See below the main business and financial news from the previous week:
Visitors and users could vote for the best Central European hotel on the popular travel website Condé Nast Traveler. Turizmus.com reports that not only the top hotel is a Hungarian one, but there are seven Hungarian hotels in the top 15. Read more HERE.
The International Monetary Fund (IMF) raised its projection for Hungary’s GDP growth this year to 4.0 percent in its fresh World Economic Outlook published on Tuesday. Read more HERE.

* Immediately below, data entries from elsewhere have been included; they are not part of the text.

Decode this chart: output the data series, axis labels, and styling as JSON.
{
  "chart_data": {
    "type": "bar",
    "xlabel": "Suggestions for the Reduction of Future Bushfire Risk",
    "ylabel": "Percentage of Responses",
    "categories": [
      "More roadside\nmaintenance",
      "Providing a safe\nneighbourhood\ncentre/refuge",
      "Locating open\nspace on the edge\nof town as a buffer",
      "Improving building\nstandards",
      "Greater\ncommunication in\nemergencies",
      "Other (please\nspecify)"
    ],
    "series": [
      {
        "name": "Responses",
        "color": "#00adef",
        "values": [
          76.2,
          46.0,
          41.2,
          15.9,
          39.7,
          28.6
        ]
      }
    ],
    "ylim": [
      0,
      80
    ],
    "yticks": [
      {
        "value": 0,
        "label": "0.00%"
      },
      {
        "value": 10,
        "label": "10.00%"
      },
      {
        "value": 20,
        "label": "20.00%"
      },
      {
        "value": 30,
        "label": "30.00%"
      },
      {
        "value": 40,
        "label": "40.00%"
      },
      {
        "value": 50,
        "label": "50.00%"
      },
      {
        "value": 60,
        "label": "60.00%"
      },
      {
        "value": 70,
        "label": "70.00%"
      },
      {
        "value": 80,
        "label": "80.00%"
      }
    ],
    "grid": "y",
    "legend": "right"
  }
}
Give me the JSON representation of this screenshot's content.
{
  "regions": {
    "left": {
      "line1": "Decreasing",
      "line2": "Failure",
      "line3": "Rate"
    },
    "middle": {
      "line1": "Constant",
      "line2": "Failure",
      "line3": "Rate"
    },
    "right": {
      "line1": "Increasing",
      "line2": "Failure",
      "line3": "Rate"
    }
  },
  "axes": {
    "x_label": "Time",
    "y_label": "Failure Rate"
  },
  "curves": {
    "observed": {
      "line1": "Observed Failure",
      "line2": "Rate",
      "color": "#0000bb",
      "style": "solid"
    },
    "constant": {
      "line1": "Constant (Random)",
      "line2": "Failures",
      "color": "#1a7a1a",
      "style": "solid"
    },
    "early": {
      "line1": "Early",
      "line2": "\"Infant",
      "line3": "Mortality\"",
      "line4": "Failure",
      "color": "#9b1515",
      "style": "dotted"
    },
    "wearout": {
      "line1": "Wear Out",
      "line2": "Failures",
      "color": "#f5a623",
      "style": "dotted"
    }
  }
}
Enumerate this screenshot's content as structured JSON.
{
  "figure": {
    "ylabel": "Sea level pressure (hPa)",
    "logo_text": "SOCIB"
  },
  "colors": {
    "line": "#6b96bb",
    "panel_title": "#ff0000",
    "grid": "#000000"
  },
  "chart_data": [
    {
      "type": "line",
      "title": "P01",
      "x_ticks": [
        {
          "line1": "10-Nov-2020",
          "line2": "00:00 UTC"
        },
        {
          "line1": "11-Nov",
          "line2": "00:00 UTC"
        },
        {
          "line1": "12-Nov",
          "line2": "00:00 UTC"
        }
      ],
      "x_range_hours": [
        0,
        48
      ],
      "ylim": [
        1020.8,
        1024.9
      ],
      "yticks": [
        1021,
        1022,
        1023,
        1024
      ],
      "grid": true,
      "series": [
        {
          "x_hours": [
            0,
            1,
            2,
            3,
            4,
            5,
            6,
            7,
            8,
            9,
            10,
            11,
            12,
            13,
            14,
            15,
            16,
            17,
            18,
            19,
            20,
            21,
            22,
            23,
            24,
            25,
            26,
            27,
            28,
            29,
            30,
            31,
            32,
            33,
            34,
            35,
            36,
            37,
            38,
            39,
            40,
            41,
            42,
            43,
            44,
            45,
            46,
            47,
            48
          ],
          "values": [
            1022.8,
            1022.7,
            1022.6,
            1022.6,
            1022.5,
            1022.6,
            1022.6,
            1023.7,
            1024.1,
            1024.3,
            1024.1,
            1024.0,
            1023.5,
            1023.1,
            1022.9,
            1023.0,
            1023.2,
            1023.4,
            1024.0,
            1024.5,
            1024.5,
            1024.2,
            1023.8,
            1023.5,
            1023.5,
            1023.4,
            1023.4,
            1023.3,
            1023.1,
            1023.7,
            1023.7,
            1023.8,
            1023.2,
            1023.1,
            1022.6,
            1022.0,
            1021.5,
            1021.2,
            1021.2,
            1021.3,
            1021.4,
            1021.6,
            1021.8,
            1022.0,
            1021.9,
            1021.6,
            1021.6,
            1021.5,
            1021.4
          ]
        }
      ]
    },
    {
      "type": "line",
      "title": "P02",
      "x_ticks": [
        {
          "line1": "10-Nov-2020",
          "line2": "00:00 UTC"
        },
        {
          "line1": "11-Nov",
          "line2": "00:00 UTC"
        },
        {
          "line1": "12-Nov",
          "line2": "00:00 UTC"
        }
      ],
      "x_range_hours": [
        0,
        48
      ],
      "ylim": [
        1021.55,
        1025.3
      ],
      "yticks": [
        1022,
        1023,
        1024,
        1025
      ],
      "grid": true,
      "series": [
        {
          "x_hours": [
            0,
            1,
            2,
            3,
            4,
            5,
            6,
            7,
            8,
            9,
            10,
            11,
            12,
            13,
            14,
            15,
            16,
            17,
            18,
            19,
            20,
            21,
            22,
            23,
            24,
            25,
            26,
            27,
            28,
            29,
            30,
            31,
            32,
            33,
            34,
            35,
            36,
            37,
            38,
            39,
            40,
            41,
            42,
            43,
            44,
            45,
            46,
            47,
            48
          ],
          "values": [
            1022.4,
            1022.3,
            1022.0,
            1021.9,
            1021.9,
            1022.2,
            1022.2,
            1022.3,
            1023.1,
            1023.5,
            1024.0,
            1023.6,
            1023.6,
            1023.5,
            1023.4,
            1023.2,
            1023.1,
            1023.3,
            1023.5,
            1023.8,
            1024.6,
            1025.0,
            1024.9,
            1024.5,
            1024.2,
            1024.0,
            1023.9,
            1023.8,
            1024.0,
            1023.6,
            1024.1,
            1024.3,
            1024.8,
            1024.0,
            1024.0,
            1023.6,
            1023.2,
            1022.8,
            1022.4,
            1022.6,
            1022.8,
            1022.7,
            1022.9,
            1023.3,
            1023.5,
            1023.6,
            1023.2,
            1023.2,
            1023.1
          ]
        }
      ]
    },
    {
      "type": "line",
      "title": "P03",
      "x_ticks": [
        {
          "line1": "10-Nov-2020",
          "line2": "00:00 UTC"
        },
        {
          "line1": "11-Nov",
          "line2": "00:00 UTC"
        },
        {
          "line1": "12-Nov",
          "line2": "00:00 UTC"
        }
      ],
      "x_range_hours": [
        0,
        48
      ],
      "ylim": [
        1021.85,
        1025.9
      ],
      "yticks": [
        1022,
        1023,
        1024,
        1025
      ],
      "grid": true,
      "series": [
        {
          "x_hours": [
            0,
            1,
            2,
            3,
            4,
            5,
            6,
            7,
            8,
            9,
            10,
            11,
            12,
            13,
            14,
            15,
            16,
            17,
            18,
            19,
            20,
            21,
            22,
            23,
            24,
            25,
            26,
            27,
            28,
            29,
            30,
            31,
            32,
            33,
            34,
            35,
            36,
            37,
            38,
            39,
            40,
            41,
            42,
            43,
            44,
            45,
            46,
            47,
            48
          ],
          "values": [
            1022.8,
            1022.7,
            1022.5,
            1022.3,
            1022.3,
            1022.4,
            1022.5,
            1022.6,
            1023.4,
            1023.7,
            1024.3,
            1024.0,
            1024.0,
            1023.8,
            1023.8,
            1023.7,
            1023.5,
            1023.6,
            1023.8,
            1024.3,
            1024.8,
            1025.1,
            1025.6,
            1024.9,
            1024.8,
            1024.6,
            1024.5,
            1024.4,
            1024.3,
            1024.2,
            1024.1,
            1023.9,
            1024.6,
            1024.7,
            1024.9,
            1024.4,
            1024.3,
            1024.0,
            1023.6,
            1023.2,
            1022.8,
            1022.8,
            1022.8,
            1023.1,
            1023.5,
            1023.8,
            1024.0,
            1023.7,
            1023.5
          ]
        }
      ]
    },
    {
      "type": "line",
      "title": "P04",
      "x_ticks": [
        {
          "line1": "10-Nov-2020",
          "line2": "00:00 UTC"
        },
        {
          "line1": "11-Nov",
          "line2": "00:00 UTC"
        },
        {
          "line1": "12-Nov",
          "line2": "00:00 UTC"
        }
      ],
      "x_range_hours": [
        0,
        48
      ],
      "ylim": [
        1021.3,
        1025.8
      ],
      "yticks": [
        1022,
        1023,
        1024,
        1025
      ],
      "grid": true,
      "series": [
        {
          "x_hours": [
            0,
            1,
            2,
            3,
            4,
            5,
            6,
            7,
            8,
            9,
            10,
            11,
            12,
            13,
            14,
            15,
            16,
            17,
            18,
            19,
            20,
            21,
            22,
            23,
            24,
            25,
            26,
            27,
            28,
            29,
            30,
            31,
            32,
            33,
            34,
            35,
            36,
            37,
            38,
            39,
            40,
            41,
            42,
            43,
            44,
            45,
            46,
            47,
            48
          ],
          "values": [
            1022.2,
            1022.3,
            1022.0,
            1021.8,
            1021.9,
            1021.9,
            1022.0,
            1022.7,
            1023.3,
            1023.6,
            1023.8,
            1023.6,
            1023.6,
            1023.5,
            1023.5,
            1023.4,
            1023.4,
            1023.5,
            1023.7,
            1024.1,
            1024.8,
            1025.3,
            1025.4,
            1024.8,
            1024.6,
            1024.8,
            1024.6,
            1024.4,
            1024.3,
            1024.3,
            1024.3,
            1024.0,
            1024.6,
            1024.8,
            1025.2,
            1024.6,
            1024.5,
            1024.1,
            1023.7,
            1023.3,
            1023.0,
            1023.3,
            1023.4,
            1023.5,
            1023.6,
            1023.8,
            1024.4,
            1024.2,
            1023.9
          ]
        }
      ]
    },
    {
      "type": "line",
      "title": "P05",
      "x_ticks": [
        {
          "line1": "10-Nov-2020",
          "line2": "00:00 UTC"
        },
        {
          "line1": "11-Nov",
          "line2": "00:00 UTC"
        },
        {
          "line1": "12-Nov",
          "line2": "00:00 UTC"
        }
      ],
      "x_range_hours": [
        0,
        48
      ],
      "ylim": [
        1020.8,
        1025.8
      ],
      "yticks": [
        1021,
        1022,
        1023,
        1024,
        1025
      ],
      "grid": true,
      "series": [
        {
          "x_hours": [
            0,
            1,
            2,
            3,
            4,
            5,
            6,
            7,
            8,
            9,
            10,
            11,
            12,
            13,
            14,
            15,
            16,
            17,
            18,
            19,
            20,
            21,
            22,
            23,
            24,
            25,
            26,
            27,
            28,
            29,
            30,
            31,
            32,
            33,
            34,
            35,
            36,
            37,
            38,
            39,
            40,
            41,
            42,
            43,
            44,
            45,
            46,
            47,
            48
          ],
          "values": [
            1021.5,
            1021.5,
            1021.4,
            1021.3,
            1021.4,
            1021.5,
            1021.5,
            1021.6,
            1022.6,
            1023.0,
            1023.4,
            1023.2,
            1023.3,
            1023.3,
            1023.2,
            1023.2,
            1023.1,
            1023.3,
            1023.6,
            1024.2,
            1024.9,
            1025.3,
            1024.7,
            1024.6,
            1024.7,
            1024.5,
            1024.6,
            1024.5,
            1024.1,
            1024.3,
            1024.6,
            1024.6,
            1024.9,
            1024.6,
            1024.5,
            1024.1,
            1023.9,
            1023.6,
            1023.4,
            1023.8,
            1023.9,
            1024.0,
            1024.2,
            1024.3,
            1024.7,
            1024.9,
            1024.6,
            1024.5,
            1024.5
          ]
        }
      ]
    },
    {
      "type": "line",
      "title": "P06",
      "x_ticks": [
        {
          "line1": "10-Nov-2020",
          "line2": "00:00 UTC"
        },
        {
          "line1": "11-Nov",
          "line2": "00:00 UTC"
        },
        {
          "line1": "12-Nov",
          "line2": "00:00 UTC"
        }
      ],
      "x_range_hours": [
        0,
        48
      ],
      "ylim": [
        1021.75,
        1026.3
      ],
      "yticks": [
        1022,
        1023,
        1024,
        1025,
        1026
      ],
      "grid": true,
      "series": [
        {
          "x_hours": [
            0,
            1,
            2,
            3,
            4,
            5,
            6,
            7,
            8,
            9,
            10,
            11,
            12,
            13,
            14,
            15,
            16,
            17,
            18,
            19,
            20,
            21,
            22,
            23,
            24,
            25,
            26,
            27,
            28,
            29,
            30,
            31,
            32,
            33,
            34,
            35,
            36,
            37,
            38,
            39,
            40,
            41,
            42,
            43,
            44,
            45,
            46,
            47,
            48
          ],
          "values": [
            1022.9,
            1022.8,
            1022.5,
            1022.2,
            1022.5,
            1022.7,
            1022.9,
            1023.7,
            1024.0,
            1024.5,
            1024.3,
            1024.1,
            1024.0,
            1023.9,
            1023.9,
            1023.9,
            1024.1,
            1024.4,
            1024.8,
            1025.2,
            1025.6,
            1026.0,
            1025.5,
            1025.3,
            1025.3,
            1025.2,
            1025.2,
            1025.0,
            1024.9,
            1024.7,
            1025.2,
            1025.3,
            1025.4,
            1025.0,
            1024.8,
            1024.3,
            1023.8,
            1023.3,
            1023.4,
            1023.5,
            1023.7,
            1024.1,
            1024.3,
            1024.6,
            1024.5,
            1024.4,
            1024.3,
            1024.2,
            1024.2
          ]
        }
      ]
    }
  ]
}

When making a standard purchase around 50 percent of Hungarians focus on the price to value ratio, 25 percent look for discounted items and 17 percent always buy the cheapest of everything, according to a representative survey made by insurance company Generali. Read more HERE.
US-based investment management company BlackRock inaugurated a global technology and innovation hub in Budapest’s GTC White House building. Some 450 people work at the hub which is BlackRock’s second-largest in Europe. Read more HERE.
Hungary’s government on Friday signed a contract on 12.3 billion forints in state support for a 1 billion euros plant German carmaker BMW is building in Debrecen, in eastern Hungary. Hungary will see a manifold return on the grant money, Péter Szijjártó, the minister of trade, said. Read more HERE.
Multinational brewer Molson Coors is investing 12 million euros at its unit in Hungary, the managing director of brewery Borsodi told business daily Világgazdaság. The investment, to be carried out in two phases, will raise the capacity of Borsodi’s brewery in Bőcs, in north-eastern Hungary, to an annual 2.5 million hectolitres from 1.8 million.
Forint liquidity of Hungary’s banking sector narrowed further in September from a month earlier, which was mainly reflected in a decrease in the average stocks of one-day deposits, the National Bank of Hungary said in a report based on preliminary data on Thursday. Forint liquidity of the sector has been narrowing now for the fifth month in a row.
Hungary’s Constitutional Court cancelled a legal provision prohibiting the owners or executives of a company that undergoes compulsory dissolution from taking a controlling stake or holding a management position in another company for a period of five years.